Exhibition/competition organisers require numerous skills surrounding the writing of a brief, format, set of guidelines or directives to encourage textile artists to enter competitions or exhibitions.
The pre-planning required to constitute part of the vast processes of mounting such an event is monumental.
But, let’s not forget, every time an exhibition or competition is held, it’s an opportunity to positively impact the public’s view of textiles as art – increasing their respect and appreciation for this medium as a valued and valuable artistic medium. So, it needs to be right.
A well-organised event could include an educative element, hands-on workshops, scheduled artist talks, guided tours, a saleable catalogue or book and a well-publicised opening event – hopefully, all endorsed by comprehensive attendee e-mail lists and positive social media coverage, cementing an image of professionalism and a well-rounded depth of knowledge of the textile arts. It’s all about links and networks. Circles within circles.
This is also the time to think of social media exposure – dipping into the valuable networks of the venue, the organisers, the entrants, sponsors, textile-related businesses and textile-based magazines, but, also including community involvement by inviting local dignitaries and involving/supporting other local community-based businesses.
A good photographer/videographer is essential to capture moment-worthy images and videos to be used for print and online media. These can be uploaded onto social media within moments – scary but true. Best to use your own, rather than lose that one-off opportunity for promotion – or worse, having it done poorly by someone else.

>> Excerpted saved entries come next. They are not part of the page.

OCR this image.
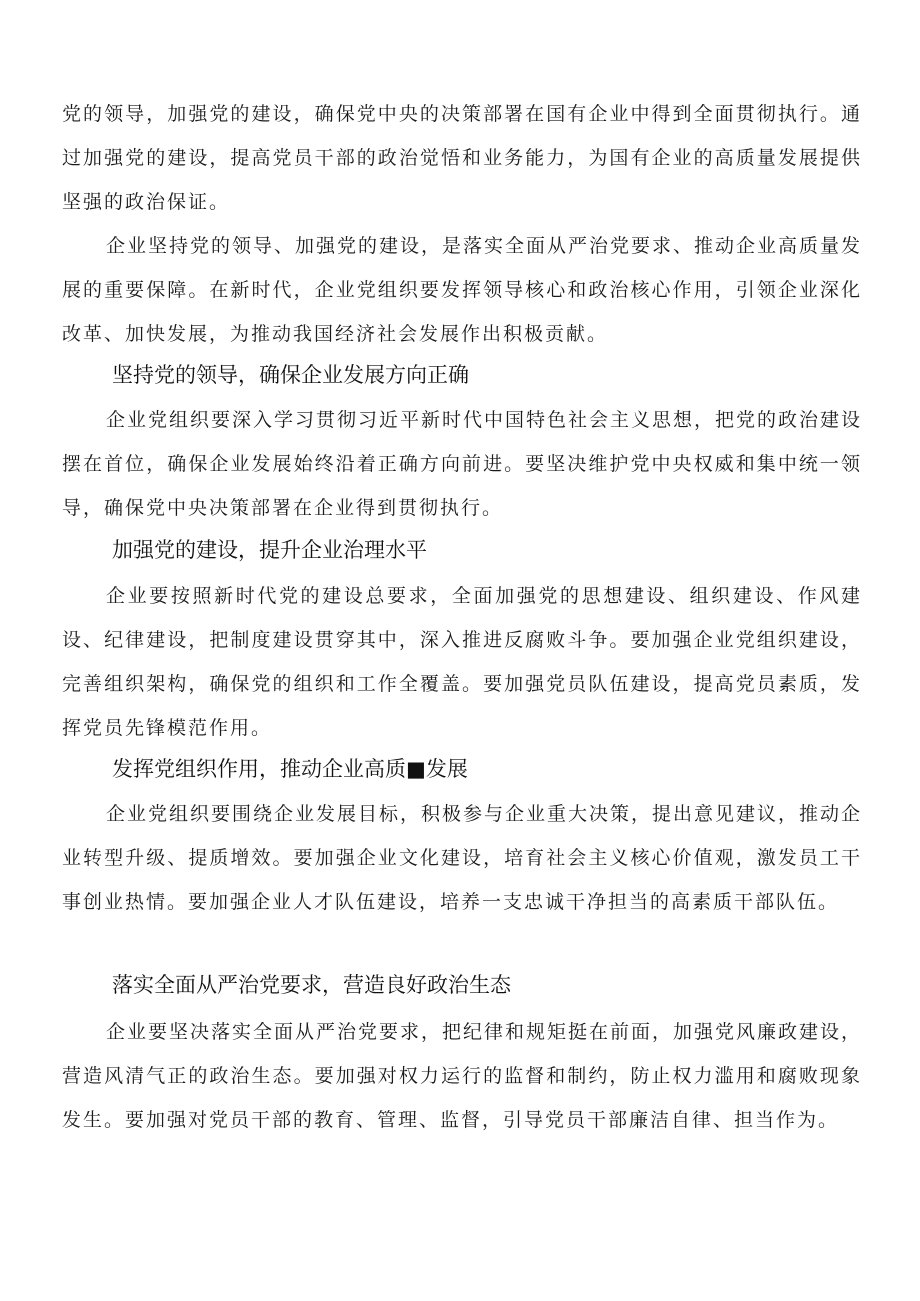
党的领导，加强党的建设，确保党中央的决策部署在国有企业中得到全面贯彻执行。通过加强党的建设，提高党员干部的政治觉悟和业务能力，为国有企业的高质量发展提供坚强的政治保证。

企业坚持党的领导、加强党的建设，是落实全面从严治党要求、推动企业高质量发展的重要保障。在新时代，企业党组织要发挥领导核心和政治核心作用，引领企业深化改革、加快发展，为推动我国经济社会发展作出积极贡献。

坚持党的领导，确保企业发展方向正确

企业党组织要深入学习贯彻习近平新时代中国特色社会主义思想，把党的政治建设摆在首位，确保企业发展始终沿着正确方向前进。要坚决维护党中央权威和集中统一领导，确保党中央决策部署在企业得到贯彻执行。

加强党的建设，提升企业治理水平

企业要按照新时代党的建设总要求，全面加强党的思想建设、组织建设、作风建设、纪律建设，把制度建设贯穿其中，深入推进反腐败斗争。要加强企业党组织建设，完善组织架构，确保党的组织和工作全覆盖。要加强党员队伍建设，提高党员素质，发挥党员先锋模范作用。

发挥党组织作用，推动企业高质■发展

企业党组织要围绕企业发展目标，积极参与企业重大决策，提出意见建议，推动企业转型升级、提质增效。要加强企业文化建设，培育社会主义核心价值观，激发员工干事创业热情。要加强企业人才队伍建设，培养一支忠诚干净担当的高素质干部队伍。

落实全面从严治党要求，营造良好政治生态

企业要坚决落实全面从严治党要求，把纪律和规矩挺在前面，加强党风廉政建设，营造风清气正的政治生态。要加强对权力运行的监督和制约，防止权力滥用和腐败现象发生。要加强对党员干部的教育、管理、监督，引导党员干部廉洁自律、担当作为。
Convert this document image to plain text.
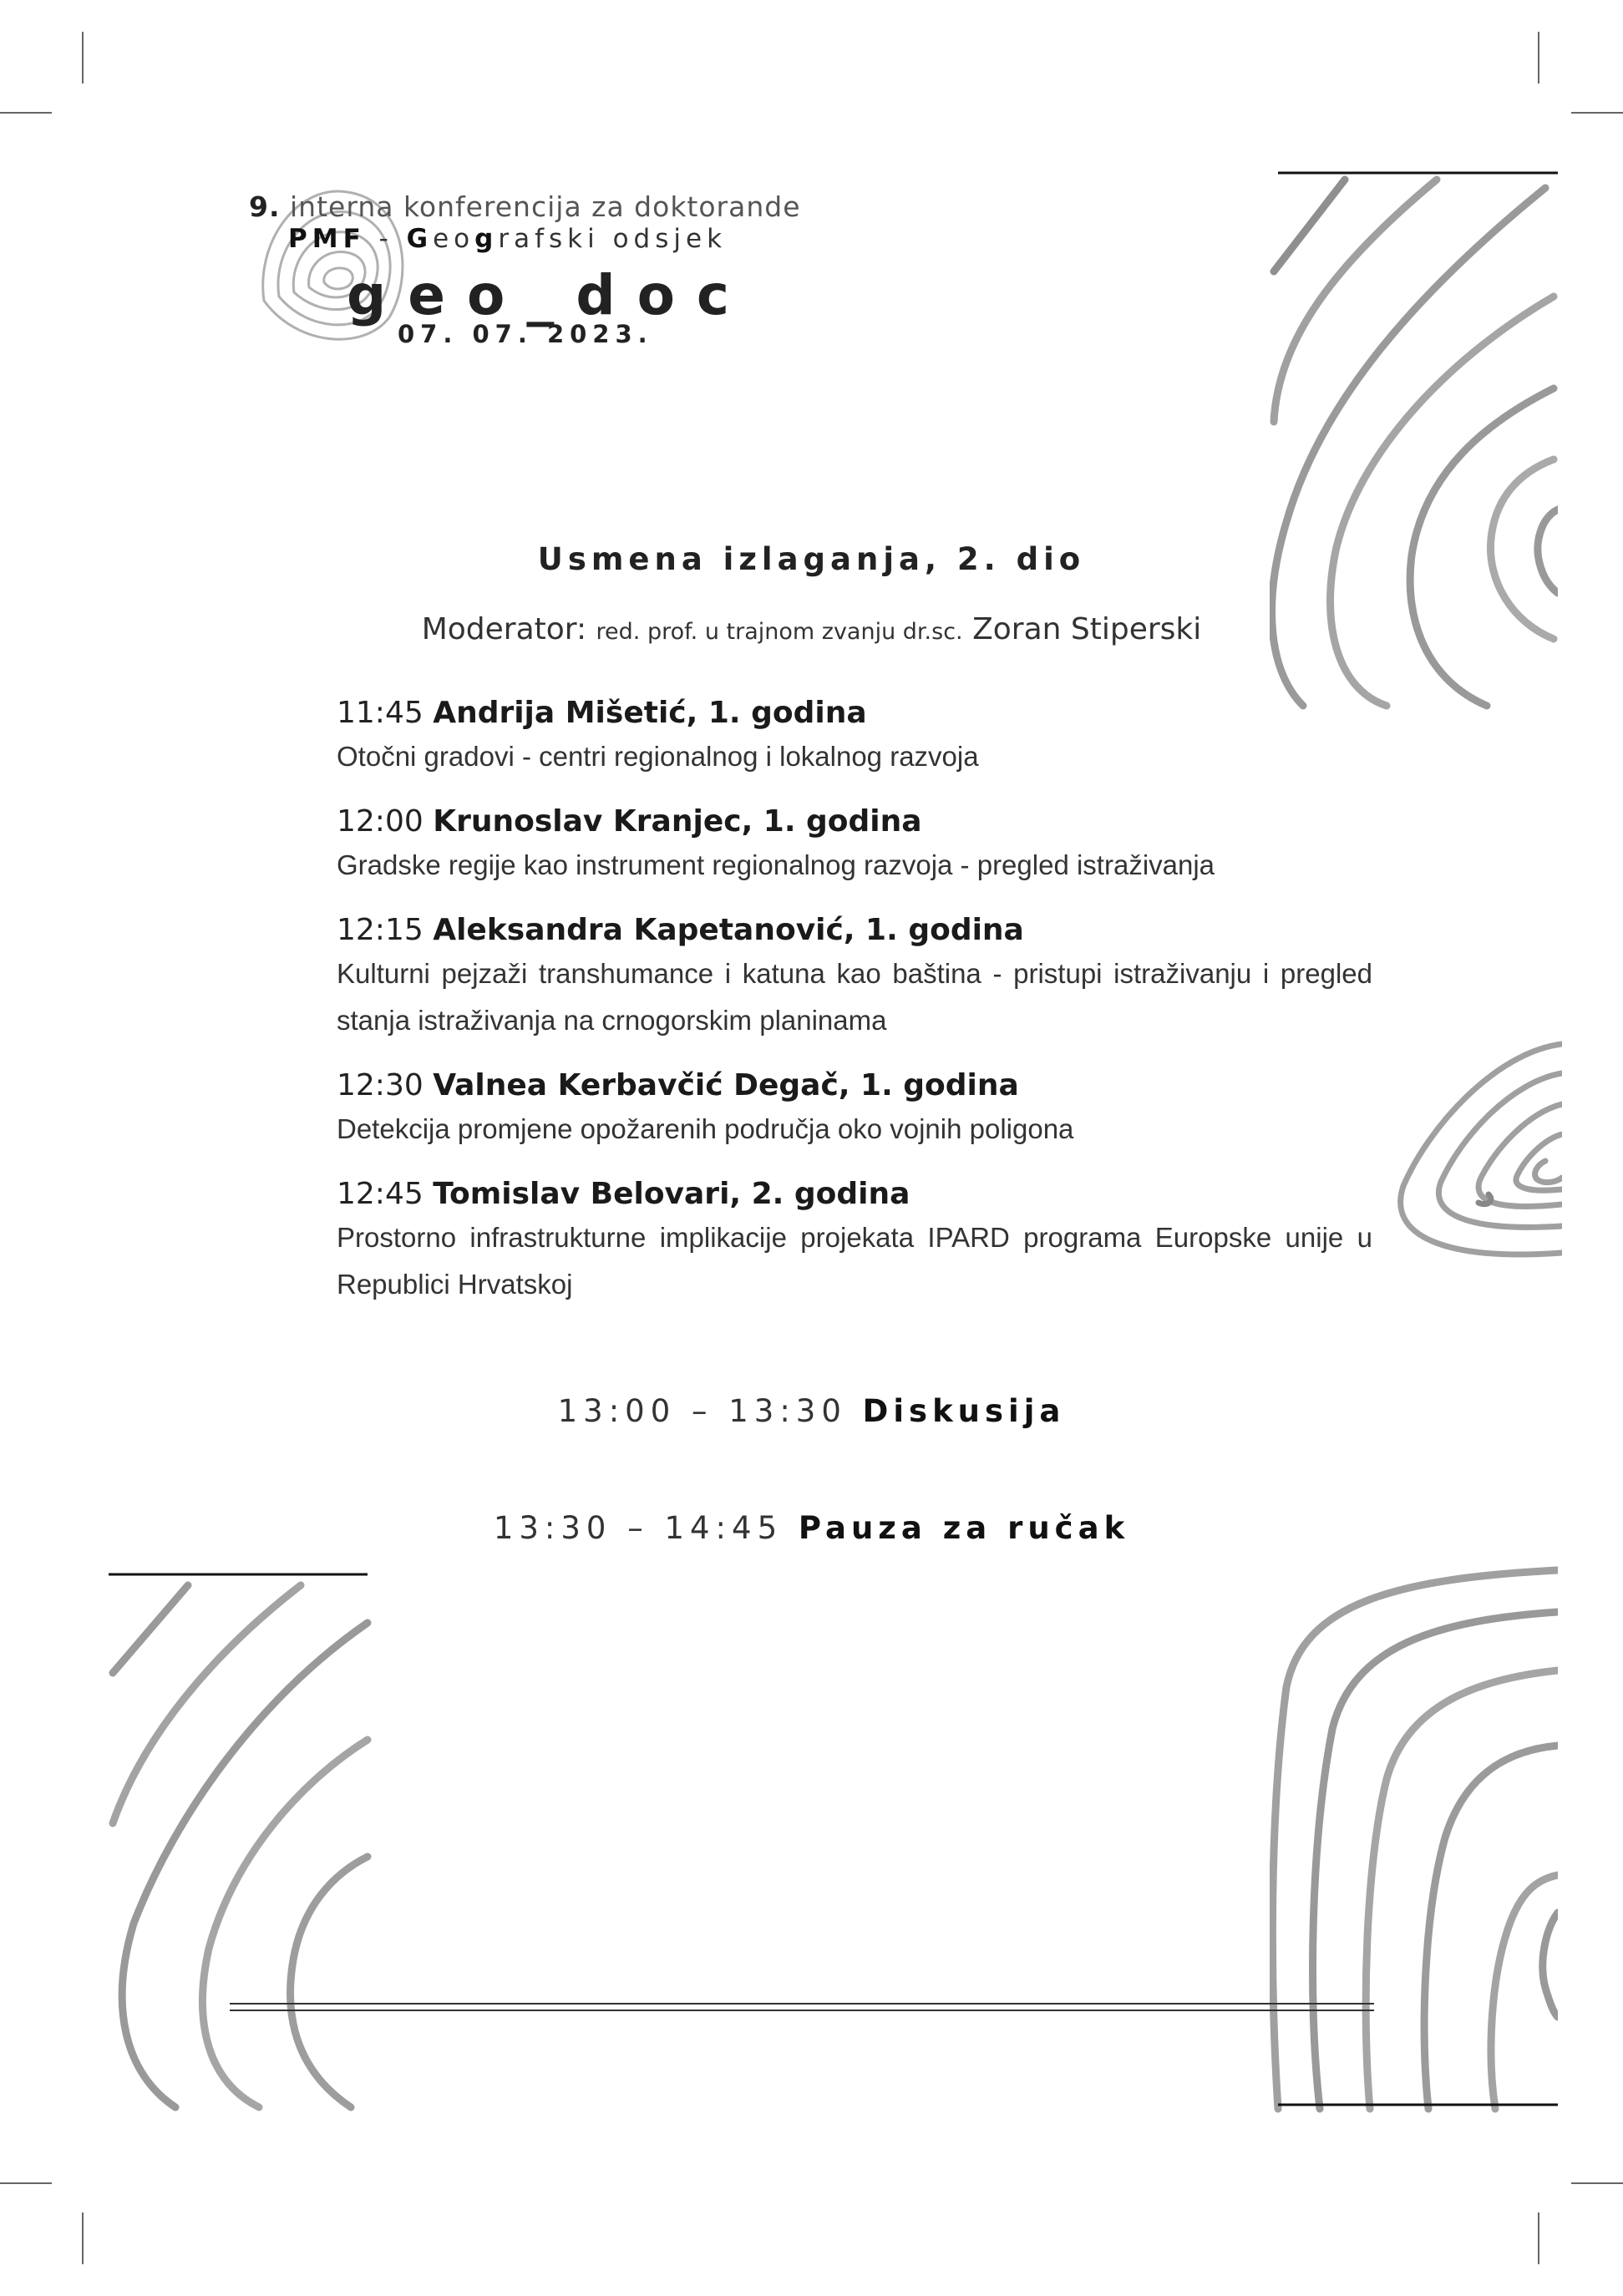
9. interna konferencija za doktorande
PMF - Geografski odsjek
geo_doc
07. 07. 2023.
Usmena izlaganja, 2. dio
Moderator: red. prof. u trajnom zvanju dr.sc. Zoran Stiperski
11:45 Andrija Mišetić, 1. godina
Otočni gradovi - centri regionalnog i lokalnog razvoja
12:00 Krunoslav Kranjec, 1. godina
Gradske regije kao instrument regionalnog razvoja - pregled istraživanja
12:15 Aleksandra Kapetanović, 1. godina
Kulturni pejzaži transhumance i katuna kao baština - pristupi istraživanju i pregled stanja istraživanja na crnogorskim planinama
12:30 Valnea Kerbavčić Degač, 1. godina
Detekcija promjene opožarenih područja oko vojnih poligona
12:45 Tomislav Belovari, 2. godina
Prostorno infrastrukturne implikacije projekata IPARD programa Europske unije u Republici Hrvatskoj
13:00 – 13:30 Diskusija
13:30 – 14:45 Pauza za ručak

It’s a truck-load of work, I know. But organisers, don’t be daunted – just be organised. Done well, with adequate thought given to all these components, the work of putting up an exhibition or competition is made a lot easier for everyone, including the entrants, volunteers, staff and sponsors. Plus it’s more enjoyable for the viewing public when everything is harmonious.
An inspiring team, led by a visionary team leader is crucial – along with a sense of humour too I think. A timeline needs to be constructed, working from the end-of-event, forward – ensuring adequate time is allotted for advertising and promotion, collection and collation of entries, curation of hanging and hanging day itself – as well as take-down, the opening event, photography, production of a book or catalogue, plus other event-related offerings – and thank you’s to all involved including Judges.
And that includes a lot of writing. Writing that seduces, invites and entices artists to want to enter, but is also comprehensive and easily understood.
The best exhibitions/competitions I’ve entered are the ones that tick all these boxes.
Why? Because, as an entrant, it makes my job a lot easier if all the necessary information is there, presented in an easily understood format that intrigues me and makes me want to read on – and even enter.
The brief answers all of my questions so I don’t have to contact organisers, I simply follow the steps – and many organisations, thankfully, now offer great online entry formats, making things so much easier and more efficient. Images are uploaded, payments made and a copy of my successful entry immediately flicked to my email. Plus it’s paperless!
So we all have our jobs to do. Organisers to be organised.
Me, the entrant, to ensure I know what’s expected of me.
Best of all, we’re all promoting and supporting our industry as deserving the designation of art.